Let $ABCD$ be a trapezoid with $AB // CD$, $2|AB| = |CD|$ and $BD \perp BC$. Let $M$ be the midpoint of $CD$ and let $E$ be the intersection $BC$ and $AD$. Let $O$ be the intersection of $AM$ and $BD$. Let $N$ be the intersection of $OE$ and $AB$. (a) Prove that $ABMD$ is a rhombus. (b) Prove that the line $DN$ passes through the midpoint of the line segment $BE$.

Let $ ABCD $ be a quadrilateral, whose diagonals intersect at $ O $. The triangles $ \triangle AOB $, $ \triangle BOC $, $ \triangle COD $ have areas $1, 2, 4$, respectively. Find the area of $ \triangle AOD $ and prove that $ ABCD $ is a trapezoid.

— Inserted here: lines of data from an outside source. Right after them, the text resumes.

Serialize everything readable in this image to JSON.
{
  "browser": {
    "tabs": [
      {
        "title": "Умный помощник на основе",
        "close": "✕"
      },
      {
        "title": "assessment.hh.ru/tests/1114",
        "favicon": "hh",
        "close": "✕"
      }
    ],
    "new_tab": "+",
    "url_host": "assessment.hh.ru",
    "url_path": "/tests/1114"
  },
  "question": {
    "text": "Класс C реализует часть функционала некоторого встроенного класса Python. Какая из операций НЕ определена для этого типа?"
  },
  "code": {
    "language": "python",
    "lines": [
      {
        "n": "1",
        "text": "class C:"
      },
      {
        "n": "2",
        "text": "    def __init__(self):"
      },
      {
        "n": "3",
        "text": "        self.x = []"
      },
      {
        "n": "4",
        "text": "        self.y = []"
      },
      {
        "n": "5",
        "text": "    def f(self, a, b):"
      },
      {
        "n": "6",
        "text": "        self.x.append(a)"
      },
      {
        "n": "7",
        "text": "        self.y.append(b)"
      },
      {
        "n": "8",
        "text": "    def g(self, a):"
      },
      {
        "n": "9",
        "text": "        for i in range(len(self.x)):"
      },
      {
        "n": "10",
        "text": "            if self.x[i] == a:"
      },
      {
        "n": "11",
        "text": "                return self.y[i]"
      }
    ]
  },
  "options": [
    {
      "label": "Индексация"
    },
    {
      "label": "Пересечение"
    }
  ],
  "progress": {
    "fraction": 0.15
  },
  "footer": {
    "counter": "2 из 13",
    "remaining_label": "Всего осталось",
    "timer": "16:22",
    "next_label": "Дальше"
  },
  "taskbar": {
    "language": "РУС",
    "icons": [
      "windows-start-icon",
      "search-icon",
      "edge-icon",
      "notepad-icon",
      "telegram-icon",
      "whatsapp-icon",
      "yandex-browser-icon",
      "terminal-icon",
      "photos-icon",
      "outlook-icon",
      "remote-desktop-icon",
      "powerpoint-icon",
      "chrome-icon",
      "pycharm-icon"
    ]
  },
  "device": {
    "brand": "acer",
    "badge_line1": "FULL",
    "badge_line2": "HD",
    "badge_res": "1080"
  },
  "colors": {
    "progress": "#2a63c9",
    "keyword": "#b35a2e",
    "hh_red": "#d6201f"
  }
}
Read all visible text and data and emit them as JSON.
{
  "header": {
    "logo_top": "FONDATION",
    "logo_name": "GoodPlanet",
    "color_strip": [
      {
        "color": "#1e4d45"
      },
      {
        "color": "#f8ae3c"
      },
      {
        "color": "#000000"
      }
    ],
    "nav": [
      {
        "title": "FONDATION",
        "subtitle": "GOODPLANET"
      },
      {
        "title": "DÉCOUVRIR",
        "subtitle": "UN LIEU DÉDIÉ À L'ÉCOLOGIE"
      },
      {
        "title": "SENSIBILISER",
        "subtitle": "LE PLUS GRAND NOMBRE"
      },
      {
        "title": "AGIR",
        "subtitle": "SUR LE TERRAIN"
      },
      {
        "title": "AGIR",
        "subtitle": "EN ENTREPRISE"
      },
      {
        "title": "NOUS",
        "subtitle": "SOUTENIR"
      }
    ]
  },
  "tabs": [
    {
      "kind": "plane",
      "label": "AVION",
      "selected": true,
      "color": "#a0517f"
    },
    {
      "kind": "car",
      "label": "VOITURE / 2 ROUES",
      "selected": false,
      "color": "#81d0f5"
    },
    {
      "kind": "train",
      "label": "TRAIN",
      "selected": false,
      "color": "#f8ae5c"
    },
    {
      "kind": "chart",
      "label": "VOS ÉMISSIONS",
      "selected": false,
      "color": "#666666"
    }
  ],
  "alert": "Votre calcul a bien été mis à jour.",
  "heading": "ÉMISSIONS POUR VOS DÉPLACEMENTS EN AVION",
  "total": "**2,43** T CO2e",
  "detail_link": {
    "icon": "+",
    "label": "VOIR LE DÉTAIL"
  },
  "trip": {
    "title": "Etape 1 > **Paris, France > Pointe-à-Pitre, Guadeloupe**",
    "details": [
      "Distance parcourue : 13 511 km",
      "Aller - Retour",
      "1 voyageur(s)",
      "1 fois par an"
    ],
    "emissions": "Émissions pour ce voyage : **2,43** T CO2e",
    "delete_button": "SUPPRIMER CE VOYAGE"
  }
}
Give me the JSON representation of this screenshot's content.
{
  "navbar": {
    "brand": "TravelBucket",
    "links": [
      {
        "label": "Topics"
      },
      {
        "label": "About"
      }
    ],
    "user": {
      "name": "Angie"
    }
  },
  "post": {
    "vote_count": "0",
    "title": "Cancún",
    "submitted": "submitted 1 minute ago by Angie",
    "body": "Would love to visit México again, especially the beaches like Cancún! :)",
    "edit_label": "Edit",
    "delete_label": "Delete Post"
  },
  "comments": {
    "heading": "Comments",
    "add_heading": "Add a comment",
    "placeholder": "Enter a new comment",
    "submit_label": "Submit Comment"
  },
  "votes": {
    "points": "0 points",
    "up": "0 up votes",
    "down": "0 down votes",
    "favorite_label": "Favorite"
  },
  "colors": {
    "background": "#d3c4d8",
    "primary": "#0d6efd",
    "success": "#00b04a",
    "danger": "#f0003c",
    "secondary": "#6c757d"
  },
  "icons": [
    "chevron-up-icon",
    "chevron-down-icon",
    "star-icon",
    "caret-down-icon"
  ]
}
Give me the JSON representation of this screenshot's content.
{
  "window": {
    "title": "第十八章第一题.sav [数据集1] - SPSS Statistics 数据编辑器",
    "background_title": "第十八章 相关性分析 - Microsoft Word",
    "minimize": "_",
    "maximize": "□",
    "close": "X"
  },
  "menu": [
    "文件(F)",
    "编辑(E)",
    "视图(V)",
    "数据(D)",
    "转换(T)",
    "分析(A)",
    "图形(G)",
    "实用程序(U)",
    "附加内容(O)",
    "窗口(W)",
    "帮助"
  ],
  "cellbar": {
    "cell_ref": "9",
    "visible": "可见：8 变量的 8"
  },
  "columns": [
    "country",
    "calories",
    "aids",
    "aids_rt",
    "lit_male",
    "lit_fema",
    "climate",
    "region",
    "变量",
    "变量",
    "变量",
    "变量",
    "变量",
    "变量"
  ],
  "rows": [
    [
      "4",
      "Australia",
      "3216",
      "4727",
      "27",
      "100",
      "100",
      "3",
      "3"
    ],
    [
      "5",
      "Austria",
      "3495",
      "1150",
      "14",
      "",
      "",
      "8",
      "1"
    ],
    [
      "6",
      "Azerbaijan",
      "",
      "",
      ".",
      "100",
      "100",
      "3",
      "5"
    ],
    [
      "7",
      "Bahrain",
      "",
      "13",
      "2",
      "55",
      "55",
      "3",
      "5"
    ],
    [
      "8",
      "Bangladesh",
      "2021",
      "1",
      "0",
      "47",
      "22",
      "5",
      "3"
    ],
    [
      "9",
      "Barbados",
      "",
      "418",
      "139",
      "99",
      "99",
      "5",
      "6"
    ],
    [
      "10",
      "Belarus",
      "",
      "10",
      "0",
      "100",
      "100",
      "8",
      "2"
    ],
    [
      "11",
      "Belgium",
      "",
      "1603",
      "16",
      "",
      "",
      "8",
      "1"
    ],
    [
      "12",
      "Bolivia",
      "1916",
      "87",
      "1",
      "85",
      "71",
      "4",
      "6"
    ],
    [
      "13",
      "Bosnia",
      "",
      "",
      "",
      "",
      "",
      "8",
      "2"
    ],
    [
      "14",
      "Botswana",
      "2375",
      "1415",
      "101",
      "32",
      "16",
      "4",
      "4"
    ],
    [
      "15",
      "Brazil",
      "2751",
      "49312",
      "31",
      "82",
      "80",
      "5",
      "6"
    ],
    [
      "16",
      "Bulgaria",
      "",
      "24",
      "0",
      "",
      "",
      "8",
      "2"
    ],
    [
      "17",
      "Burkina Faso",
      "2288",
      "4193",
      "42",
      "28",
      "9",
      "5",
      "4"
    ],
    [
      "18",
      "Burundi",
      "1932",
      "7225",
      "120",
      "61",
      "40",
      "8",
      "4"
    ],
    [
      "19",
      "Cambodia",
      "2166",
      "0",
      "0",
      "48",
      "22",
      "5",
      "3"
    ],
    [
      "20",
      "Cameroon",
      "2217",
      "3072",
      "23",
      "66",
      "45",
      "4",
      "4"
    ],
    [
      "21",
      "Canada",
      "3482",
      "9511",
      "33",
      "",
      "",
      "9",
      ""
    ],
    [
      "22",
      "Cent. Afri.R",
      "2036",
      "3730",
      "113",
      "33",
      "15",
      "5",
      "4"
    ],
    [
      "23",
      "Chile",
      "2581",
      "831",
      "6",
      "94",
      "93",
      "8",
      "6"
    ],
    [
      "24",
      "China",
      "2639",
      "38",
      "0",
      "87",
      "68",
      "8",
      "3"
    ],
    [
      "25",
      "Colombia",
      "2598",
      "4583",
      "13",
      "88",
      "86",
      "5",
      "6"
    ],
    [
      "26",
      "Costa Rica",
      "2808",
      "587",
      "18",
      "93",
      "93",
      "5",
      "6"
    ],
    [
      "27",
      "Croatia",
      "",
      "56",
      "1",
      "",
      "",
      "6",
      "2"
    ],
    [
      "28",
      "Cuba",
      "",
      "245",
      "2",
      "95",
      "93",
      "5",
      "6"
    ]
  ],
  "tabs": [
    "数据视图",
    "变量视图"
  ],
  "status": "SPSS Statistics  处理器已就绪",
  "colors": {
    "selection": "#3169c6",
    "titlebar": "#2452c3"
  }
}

Let $\Gamma$ and $\Gamma'$ be two congruent circles centered at $O$ and $O'$, respectively, and let $A$ be one of their two points of intersection. $B$ is a point on $\Gamma$, $C$ is the second point of intersection of $AB$ and $\Gamma'$, and $D$ is a point on $\Gamma'$ such that $OBDO'$ is a parallelogram. Show that the length of $CD$ does not depend on the position of $B$.

Let $ABCD$ be a trapezoid in which $AB \parallel CD$ and $AB = 2CD$. A line $\ell$ perpendicular to $CD$ was drawn through point $C$. A circle with center at point $D$ and radius $DA$ intersects line $\ell$ at points $P$ and $Q$. Prove that $AP \perp BQ$.